O Ministério Público de Franca suspeita que a diretora da Divisão de Esportes da Prefeitura, Marysol Galdenzi, tenha desviado recursos públicos. De acordo com o promotor de Justiça, Paulo Borges, Marysol teria utilizado uma nota fiscal fria para justificar o pagamento, pela Feac (Fundação do Esporte, Arte e Cultura), de uma compra de suplementos alimentares no valor de R$ 2 mil. O dinheiro, que deveria ser utilizado por atletas da Afat (Associação Francana de Atletismo), desapareceu. Ainda segundo o MP, Marysol se hospedou em um hotel em Brasília e a associação, com a qual ela não tem nenhum vínculo, pagou a conta. O MP deve acioná-la na Justiça por improbidade administrativa. Marysol nega que tenha desviado recursos públicos.
Segundo o MP, Marysol pediu que um dos atletas da Afat pedisse ao proprietário de uma loja que vende suplementos alimentares uma nota fiscal no valor de R$ 2 mil para “acertar” a prestação de contas com a Feac, relativa ao mês de julho. O comerciante, conhecido do atleta, atendeu ao pedido. A nota foi encaminhada à Feac, que efetuou o pagamento à Afat. A associação, por sua vez, emitiu um cheque nominal à loja. De acordo com depoimento do comerciante no Ministério Público, este valor nunca chegou a ele.
Para o promotor de Justiça Paulo Borges não há dúvidas de que houve ilegalidades no episódio. “Houve uma fraude para desvio de recursos públicos e isto é improbidade administrativa”, disse. Em seguida, o promotor afirmou que deverá processar Marysol. “Em se tratando de má-fé, de dolo, grave como este, dificilmente se resulta em TAC (Termo de Ajustamento de Conduta) e a ação (civil pública) é proposta.

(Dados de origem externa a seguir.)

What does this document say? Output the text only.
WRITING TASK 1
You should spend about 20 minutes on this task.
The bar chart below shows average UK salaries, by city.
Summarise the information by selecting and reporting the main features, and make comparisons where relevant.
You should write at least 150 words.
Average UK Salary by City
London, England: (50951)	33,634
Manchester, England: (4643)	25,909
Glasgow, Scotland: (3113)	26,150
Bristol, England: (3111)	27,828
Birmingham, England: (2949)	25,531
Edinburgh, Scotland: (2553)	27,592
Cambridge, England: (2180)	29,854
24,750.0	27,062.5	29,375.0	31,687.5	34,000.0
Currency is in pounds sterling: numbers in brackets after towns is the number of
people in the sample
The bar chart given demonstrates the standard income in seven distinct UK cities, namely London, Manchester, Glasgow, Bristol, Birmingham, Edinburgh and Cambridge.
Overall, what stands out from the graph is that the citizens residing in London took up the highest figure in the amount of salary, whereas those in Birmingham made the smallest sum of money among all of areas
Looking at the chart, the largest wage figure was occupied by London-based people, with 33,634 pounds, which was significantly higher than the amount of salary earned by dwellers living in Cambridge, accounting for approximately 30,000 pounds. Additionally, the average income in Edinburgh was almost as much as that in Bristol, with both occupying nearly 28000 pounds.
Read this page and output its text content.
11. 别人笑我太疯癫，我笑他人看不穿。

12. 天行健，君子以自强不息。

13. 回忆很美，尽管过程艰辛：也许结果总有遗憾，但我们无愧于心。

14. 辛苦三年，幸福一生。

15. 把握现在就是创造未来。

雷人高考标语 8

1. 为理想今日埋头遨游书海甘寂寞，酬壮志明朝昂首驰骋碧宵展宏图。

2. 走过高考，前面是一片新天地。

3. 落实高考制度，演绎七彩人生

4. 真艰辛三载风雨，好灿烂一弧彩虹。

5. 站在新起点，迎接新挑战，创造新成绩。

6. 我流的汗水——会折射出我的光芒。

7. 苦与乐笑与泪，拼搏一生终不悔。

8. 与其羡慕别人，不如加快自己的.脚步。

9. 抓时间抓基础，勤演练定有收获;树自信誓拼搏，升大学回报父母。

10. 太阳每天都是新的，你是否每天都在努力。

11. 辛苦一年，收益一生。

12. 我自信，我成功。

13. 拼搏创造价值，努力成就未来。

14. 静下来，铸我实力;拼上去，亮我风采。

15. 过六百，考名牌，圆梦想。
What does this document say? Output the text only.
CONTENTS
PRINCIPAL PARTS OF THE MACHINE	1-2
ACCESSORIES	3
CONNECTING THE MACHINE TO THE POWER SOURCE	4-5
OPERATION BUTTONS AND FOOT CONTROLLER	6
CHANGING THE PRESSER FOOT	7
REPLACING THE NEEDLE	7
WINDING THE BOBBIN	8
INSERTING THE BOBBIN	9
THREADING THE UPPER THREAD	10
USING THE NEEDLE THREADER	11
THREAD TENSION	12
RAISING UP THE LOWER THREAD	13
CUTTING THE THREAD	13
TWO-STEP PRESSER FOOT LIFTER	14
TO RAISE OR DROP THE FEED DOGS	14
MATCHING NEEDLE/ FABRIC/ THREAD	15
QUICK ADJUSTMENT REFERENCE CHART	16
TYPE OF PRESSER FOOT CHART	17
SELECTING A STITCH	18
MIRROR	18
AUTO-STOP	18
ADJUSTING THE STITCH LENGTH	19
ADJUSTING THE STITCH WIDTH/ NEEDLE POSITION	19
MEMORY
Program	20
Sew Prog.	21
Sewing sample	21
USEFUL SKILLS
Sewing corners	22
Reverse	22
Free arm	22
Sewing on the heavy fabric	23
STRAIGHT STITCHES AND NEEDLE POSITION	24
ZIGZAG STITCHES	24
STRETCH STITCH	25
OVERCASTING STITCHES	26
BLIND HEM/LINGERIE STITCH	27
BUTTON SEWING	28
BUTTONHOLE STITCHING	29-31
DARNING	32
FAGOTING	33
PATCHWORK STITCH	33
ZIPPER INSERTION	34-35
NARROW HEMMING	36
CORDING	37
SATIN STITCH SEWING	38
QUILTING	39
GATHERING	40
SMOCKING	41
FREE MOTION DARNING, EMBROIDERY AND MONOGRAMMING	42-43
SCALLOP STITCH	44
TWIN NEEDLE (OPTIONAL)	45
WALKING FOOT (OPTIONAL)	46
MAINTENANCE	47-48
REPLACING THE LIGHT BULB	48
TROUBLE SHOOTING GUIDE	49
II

Marysol admite a prática fora do padrão, mas que define como “rotineira”. Diz que é rotina os atletas pedirem as notas de maior valor às empresas para justificar as pequenas compras que fize-ram durante o mês. “A gente dá o dinheiro para o atleta ir lá comprar, depois junta um valor. Deu quanto? R$ 2 mil. Aí vai e tira a nota”, afirmou.
HOTEL
A segunda acusação do MP contra Marysol se refere a uma viagem da diretora a Brasília, em agosto, para participar de um congresso no Ministério dos Esportes. Ela se hospedou no Hotel Casablanca às 22h42 do dia 24 e permaneceu até o dia 26, às 8h36. Junto dela estava Rodrigo Santos, tesoureiro da Afat.
Na nota fiscal do hotel, de R$ 366, constam os nomes, como hóspedes, de Marysol – que não poderia ter sua conta paga pela associação por não ter vínculo legal a ela - e Rodrigo. No caso dele, o pagamento é justificável.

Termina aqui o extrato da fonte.